Mexique : Amnesty International dénonce les abus sexuels des autorités sur des détenues

Mexique : Amnesty International dénonce les abus sexuels des autorités sur des détenues

DROITS DE L'HOMME - Les forces de sécurité mexicaines font régulièrement subir des abus sexuels aux femmes arrêtées afin d'obtenir des "aveux", révèle Amnesty International dans un rapport publié mardi.

Coups, décharges électriques, palpations ou attachements… Depuis plusieurs années, les forces de sécurité mexicaines feraient subir des abus sexuels aux femmes arrêtées. Avec un objectif : recueillir leurs aveux. C'est ce qu'il ressort d'un rapport d'Amnesty International , publié mardi.

Basé sur les cas de 100 femmes incarcérées dans les prisons du Mexique, le rapport précise que 70 d'entre elles ont signalé les agressions à un juge ou à d'autres représentants de l'Etat. "Mais des enquêtes n'ont été ouvertes que dans 22 cas", indique le rapport qui précise que "personne n'a été poursuivi". Les faits seraient pourtant accablants : selon Amnesty, "72 ont dit avoir été agressées sexuellement pendant leur arrestation ou dans les heures qui ont suivi. Trente-trois affirment avoir été violées".

"La violence sexuelle utilisée comme forme de torture"

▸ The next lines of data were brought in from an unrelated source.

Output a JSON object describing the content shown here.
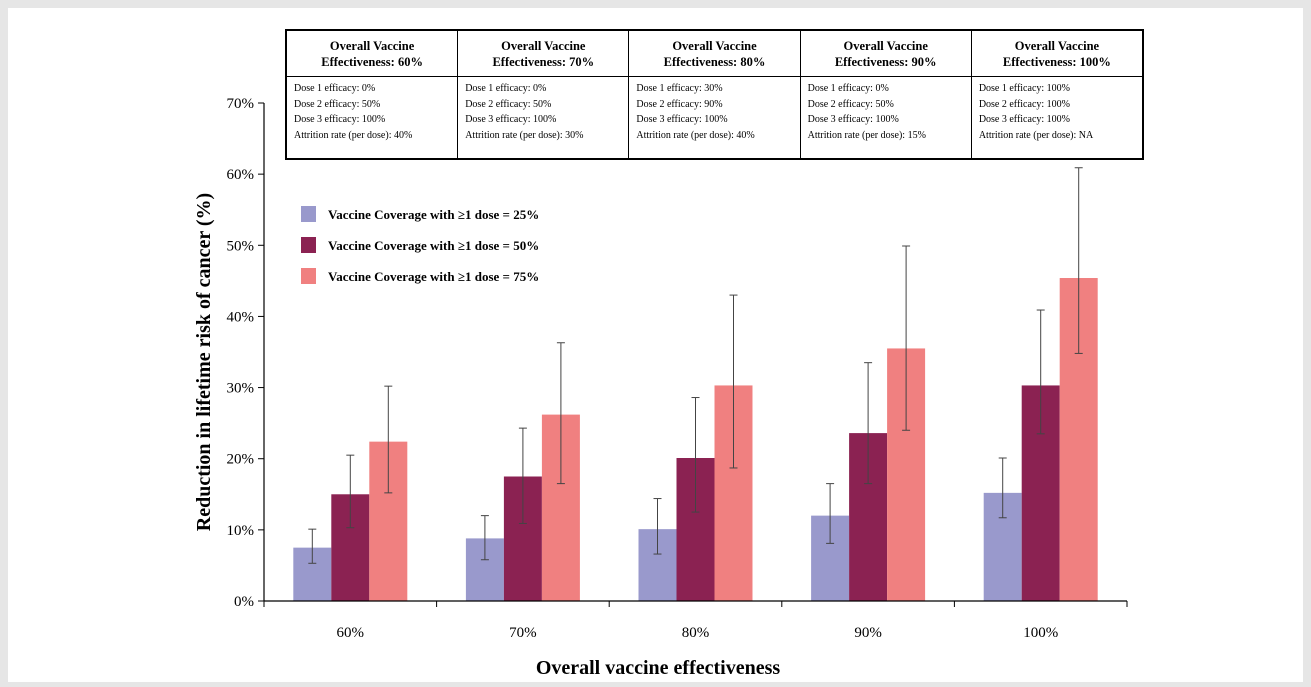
{
  "chart_data": {
    "type": "bar",
    "categories": [
      "60%",
      "70%",
      "80%",
      "90%",
      "100%"
    ],
    "xlabel": "Overall vaccine effectiveness",
    "ylabel": "Reduction in lifetime risk of cancer (%)",
    "ylim": [
      0,
      70
    ],
    "yticks": [
      "0%",
      "10%",
      "20%",
      "30%",
      "40%",
      "50%",
      "60%",
      "70%"
    ],
    "grid": false,
    "legend_placement": "upper-left",
    "series": [
      {
        "name": "Vaccine Coverage with ≥1 dose = 25%",
        "color": "#9999cc",
        "values": [
          7.5,
          8.8,
          10.1,
          12.0,
          15.2
        ],
        "err_low": [
          5.3,
          5.8,
          6.6,
          8.1,
          11.7
        ],
        "err_high": [
          10.1,
          12.0,
          14.4,
          16.5,
          20.1
        ]
      },
      {
        "name": "Vaccine Coverage with ≥1 dose = 50%",
        "color": "#8b2252",
        "values": [
          15.0,
          17.5,
          20.1,
          23.6,
          30.3
        ],
        "err_low": [
          10.3,
          10.9,
          12.5,
          16.5,
          23.5
        ],
        "err_high": [
          20.5,
          24.3,
          28.6,
          33.5,
          40.9
        ]
      },
      {
        "name": "Vaccine Coverage with ≥1 dose = 75%",
        "color": "#f08080",
        "values": [
          22.4,
          26.2,
          30.3,
          35.5,
          45.4
        ],
        "err_low": [
          15.2,
          16.5,
          18.7,
          24.0,
          34.8
        ],
        "err_high": [
          30.2,
          36.3,
          43.0,
          49.9,
          60.9
        ]
      }
    ]
  },
  "scenario_table": {
    "columns": [
      {
        "header_line1": "Overall Vaccine",
        "header_line2": "Effectiveness: 60%",
        "lines": [
          "Dose 1 efficacy: 0%",
          "Dose 2 efficacy: 50%",
          "Dose 3 efficacy: 100%",
          "Attrition rate (per dose): 40%"
        ]
      },
      {
        "header_line1": "Overall Vaccine",
        "header_line2": "Effectiveness: 70%",
        "lines": [
          "Dose 1 efficacy: 0%",
          "Dose 2 efficacy: 50%",
          "Dose 3 efficacy: 100%",
          "Attrition rate (per dose): 30%"
        ]
      },
      {
        "header_line1": "Overall Vaccine",
        "header_line2": "Effectiveness: 80%",
        "lines": [
          "Dose 1 efficacy: 30%",
          "Dose 2 efficacy: 90%",
          "Dose 3 efficacy: 100%",
          "Attrition rate (per dose): 40%"
        ]
      },
      {
        "header_line1": "Overall Vaccine",
        "header_line2": "Effectiveness: 90%",
        "lines": [
          "Dose 1 efficacy: 0%",
          "Dose 2 efficacy: 50%",
          "Dose 3 efficacy: 100%",
          "Attrition rate (per dose): 15%"
        ]
      },
      {
        "header_line1": "Overall Vaccine",
        "header_line2": "Effectiveness: 100%",
        "lines": [
          "Dose 1 efficacy: 100%",
          "Dose 2 efficacy: 100%",
          "Dose 3 efficacy: 100%",
          "Attrition rate (per dose): NA"
        ]
      }
    ]
  }
}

"Quand on parle de violence contre les femmes, la méthode préférée de l'Etat (mexicain) est la violence sexuelle. Ca a été une découverte effrayante", commente Madeleine Penman, auteure du rapport. "Ce que décrivent ces femmes donne un aperçu choquant de la prévalence de la torture contre les femmes au Mexique", estime Erika Guevara-Rosas, directrice pour les Amériques d'Amnesty International. Selon elle, "la violence sexuelle utilisée comme forme de torture semble s'être banalisée durant les interrogatoires".

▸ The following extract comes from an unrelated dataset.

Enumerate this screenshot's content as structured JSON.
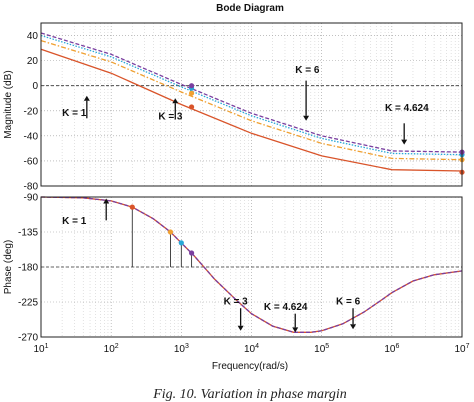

La grande majorité de ces femmes a été accusée d'infractions en liaison avec le crime organisé ou les stupéfiants. Parmi les cas présentés figure celui de Monica, 26 ans, mère de quatre enfants, "qui a été violée par six policiers, a reçu des décharges électriques sur les parties génitales, a été asphyxiée à l'aide d'un sac en plastique et a eu la tête plongée dans un seau d'eau" à Coahuila (nord) en 2013. Selon l'ONG, les forces de l'ordre l'ont ensuite obligée à regarder son frère et son mari être torturés. Sur le trajet vers le parquet général, son mari a succombé "dans ses bras des suites des actes de torture qu'il avait subis". Cette femme aurait ensuite été obligée de signer des "aveux" selon lesquels elle appartenait à un cartel de drogue, ajoute le document.

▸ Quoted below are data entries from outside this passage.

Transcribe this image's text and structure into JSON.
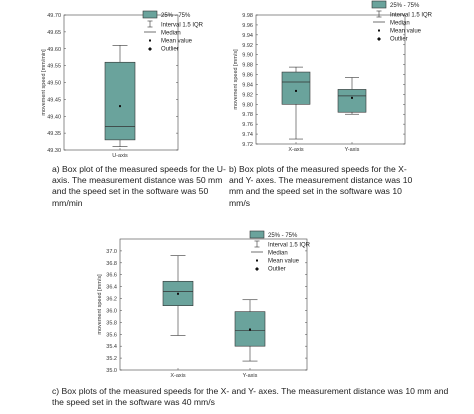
{
  "colors": {
    "box_fill": "#6aa39c",
    "box_stroke": "#333333",
    "mean": "#111111"
  },
  "legend": {
    "box": "25% - 75%",
    "whisker": "Interval 1.5 IQR",
    "median": "Median",
    "mean": "Mean value",
    "outlier": "Outlier"
  },
  "chart_data": [
    {
      "id": "a",
      "type": "box",
      "ylabel": "movement speed [mm/min]",
      "ylim": [
        49.3,
        49.7
      ],
      "yticks": [
        49.3,
        49.35,
        49.4,
        49.45,
        49.5,
        49.55,
        49.6,
        49.65,
        49.7
      ],
      "ytick_labels": [
        "49.30",
        "49.35",
        "49.40",
        "49.45",
        "49.50",
        "49.55",
        "49.60",
        "49.65",
        "49.70"
      ],
      "categories": [
        "U-axis"
      ],
      "boxes": [
        {
          "min": 49.31,
          "q1": 49.33,
          "median": 49.37,
          "q3": 49.56,
          "max": 49.61,
          "mean": 49.43
        }
      ],
      "caption": "a) Box plot of the measured speeds for the U- axis. The measurement distance was 50 mm and the speed set in the software was 50 mm/min"
    },
    {
      "id": "b",
      "type": "box",
      "ylabel": "movement speed [mm/s]",
      "ylim": [
        9.72,
        9.98
      ],
      "yticks": [
        9.72,
        9.74,
        9.76,
        9.78,
        9.8,
        9.82,
        9.84,
        9.86,
        9.88,
        9.9,
        9.92,
        9.94,
        9.96,
        9.98
      ],
      "ytick_labels": [
        "9.72",
        "9.74",
        "9.76",
        "9.78",
        "9.80",
        "9.82",
        "9.84",
        "9.86",
        "9.88",
        "9.90",
        "9.92",
        "9.94",
        "9.96",
        "9.98"
      ],
      "categories": [
        "X-axis",
        "Y-axis"
      ],
      "boxes": [
        {
          "min": 9.73,
          "q1": 9.8,
          "median": 9.845,
          "q3": 9.865,
          "max": 9.875,
          "mean": 9.827
        },
        {
          "min": 9.78,
          "q1": 9.784,
          "median": 9.817,
          "q3": 9.83,
          "max": 9.854,
          "mean": 9.813
        }
      ],
      "caption": "b) Box plots of the measured speeds for the X- and Y- axes. The measurement distance was 10 mm and the speed set in the software was 10 mm/s"
    },
    {
      "id": "c",
      "type": "box",
      "ylabel": "movement speed [mm/s]",
      "ylim": [
        35.0,
        37.2
      ],
      "yticks": [
        35.0,
        35.2,
        35.4,
        35.6,
        35.8,
        36.0,
        36.2,
        36.4,
        36.6,
        36.8,
        37.0
      ],
      "ytick_labels": [
        "35.0",
        "35.2",
        "35.4",
        "35.6",
        "35.8",
        "36.0",
        "36.2",
        "36.4",
        "36.6",
        "36.8",
        "37.0"
      ],
      "categories": [
        "X-axis",
        "Y-axis"
      ],
      "boxes": [
        {
          "min": 35.58,
          "q1": 36.08,
          "median": 36.32,
          "q3": 36.49,
          "max": 36.92,
          "mean": 36.28
        },
        {
          "min": 35.15,
          "q1": 35.4,
          "median": 35.66,
          "q3": 35.98,
          "max": 36.18,
          "mean": 35.68
        }
      ],
      "caption": "c) Box plots of the measured speeds for the X- and Y- axes. The measurement distance was 10 mm and the speed set in the software was 40 mm/s"
    }
  ]
}
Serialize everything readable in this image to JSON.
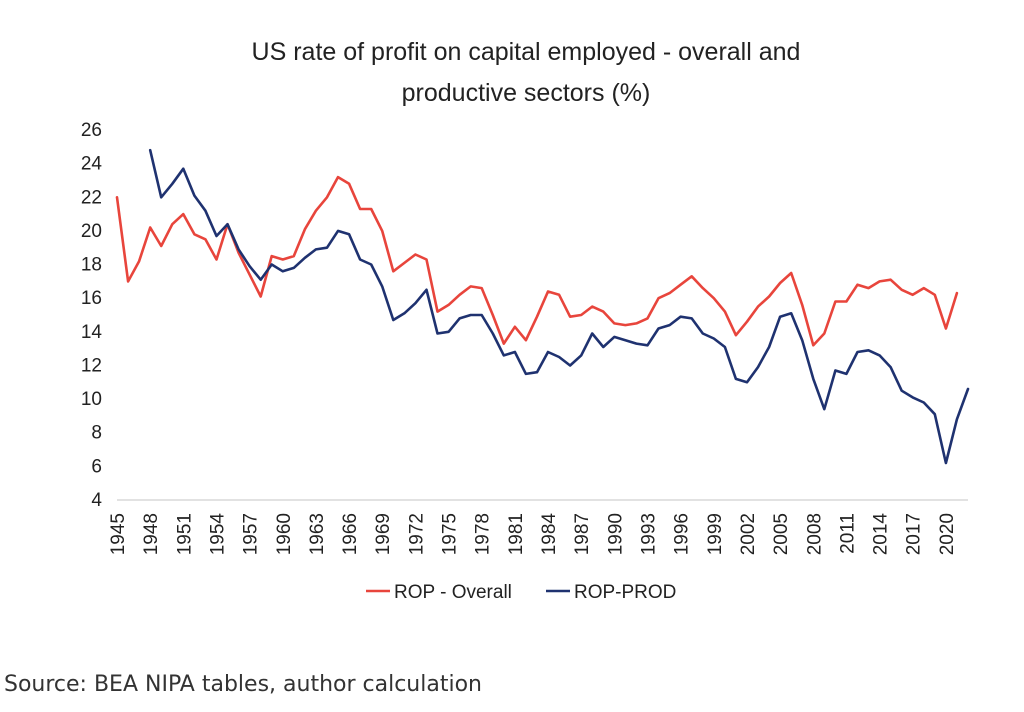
{
  "chart_data": {
    "type": "line",
    "title_line1": "US rate of profit on capital employed - overall and",
    "title_line2": "productive sectors (%)",
    "xlabel": "",
    "ylabel": "",
    "ylim": [
      4,
      26
    ],
    "yticks": [
      4,
      6,
      8,
      10,
      12,
      14,
      16,
      18,
      20,
      22,
      24,
      26
    ],
    "xticks": [
      1945,
      1948,
      1951,
      1954,
      1957,
      1960,
      1963,
      1966,
      1969,
      1972,
      1975,
      1978,
      1981,
      1984,
      1987,
      1990,
      1993,
      1996,
      1999,
      2002,
      2005,
      2008,
      2011,
      2014,
      2017,
      2020
    ],
    "grid": false,
    "legend_position": "bottom",
    "x": [
      1945,
      1946,
      1947,
      1948,
      1949,
      1950,
      1951,
      1952,
      1953,
      1954,
      1955,
      1956,
      1957,
      1958,
      1959,
      1960,
      1961,
      1962,
      1963,
      1964,
      1965,
      1966,
      1967,
      1968,
      1969,
      1970,
      1971,
      1972,
      1973,
      1974,
      1975,
      1976,
      1977,
      1978,
      1979,
      1980,
      1981,
      1982,
      1983,
      1984,
      1985,
      1986,
      1987,
      1988,
      1989,
      1990,
      1991,
      1992,
      1993,
      1994,
      1995,
      1996,
      1997,
      1998,
      1999,
      2000,
      2001,
      2002,
      2003,
      2004,
      2005,
      2006,
      2007,
      2008,
      2009,
      2010,
      2011,
      2012,
      2013,
      2014,
      2015,
      2016,
      2017,
      2018,
      2019,
      2020,
      2021,
      2022
    ],
    "series": [
      {
        "name": "ROP - Overall",
        "color": "#e8453c",
        "values": [
          22.0,
          17.0,
          18.2,
          20.2,
          19.1,
          20.4,
          21.0,
          19.8,
          19.5,
          18.3,
          20.4,
          18.7,
          17.4,
          16.1,
          18.5,
          18.3,
          18.5,
          20.1,
          21.2,
          22.0,
          23.2,
          22.8,
          21.3,
          21.3,
          20.0,
          17.6,
          18.1,
          18.6,
          18.3,
          15.2,
          15.6,
          16.2,
          16.7,
          16.6,
          15.0,
          13.3,
          14.3,
          13.5,
          14.9,
          16.4,
          16.2,
          14.9,
          15.0,
          15.5,
          15.2,
          14.5,
          14.4,
          14.5,
          14.8,
          16.0,
          16.3,
          16.8,
          17.3,
          16.6,
          16.0,
          15.2,
          13.8,
          14.6,
          15.5,
          16.1,
          16.9,
          17.5,
          15.6,
          13.2,
          13.9,
          15.8,
          15.8,
          16.8,
          16.6,
          17.0,
          17.1,
          16.5,
          16.2,
          16.6,
          16.2,
          14.2,
          16.3,
          null
        ]
      },
      {
        "name": "ROP-PROD",
        "color": "#1f3270",
        "values": [
          null,
          null,
          null,
          24.8,
          22.0,
          22.8,
          23.7,
          22.1,
          21.2,
          19.7,
          20.4,
          18.9,
          17.9,
          17.1,
          18.0,
          17.6,
          17.8,
          18.4,
          18.9,
          19.0,
          20.0,
          19.8,
          18.3,
          18.0,
          16.7,
          14.7,
          15.1,
          15.7,
          16.5,
          13.9,
          14.0,
          14.8,
          15.0,
          15.0,
          13.9,
          12.6,
          12.8,
          11.5,
          11.6,
          12.8,
          12.5,
          12.0,
          12.6,
          13.9,
          13.1,
          13.7,
          13.5,
          13.3,
          13.2,
          14.2,
          14.4,
          14.9,
          14.8,
          13.9,
          13.6,
          13.1,
          11.2,
          11.0,
          11.9,
          13.1,
          14.9,
          15.1,
          13.5,
          11.2,
          9.4,
          11.7,
          11.5,
          12.8,
          12.9,
          12.6,
          11.9,
          10.5,
          10.1,
          9.8,
          9.1,
          6.2,
          8.8,
          10.6
        ]
      }
    ]
  },
  "source_note": "Source: BEA NIPA tables, author calculation"
}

Sur les milliers de cas de tortures dénoncés au Mexique depuis 1991, seuls 15 ont abouti à des condamnations, dénonce Amnesty. En 2012, année de l'accession au pouvoir du président Pena Nieto, 287 cas de tortures avaient été recensés dans le pays. En 2014, ce chiffre s'élevait à 2.403 cas, selon des chiffres obtenus par l'ONG auprès des autorités judiciaires mexicaines.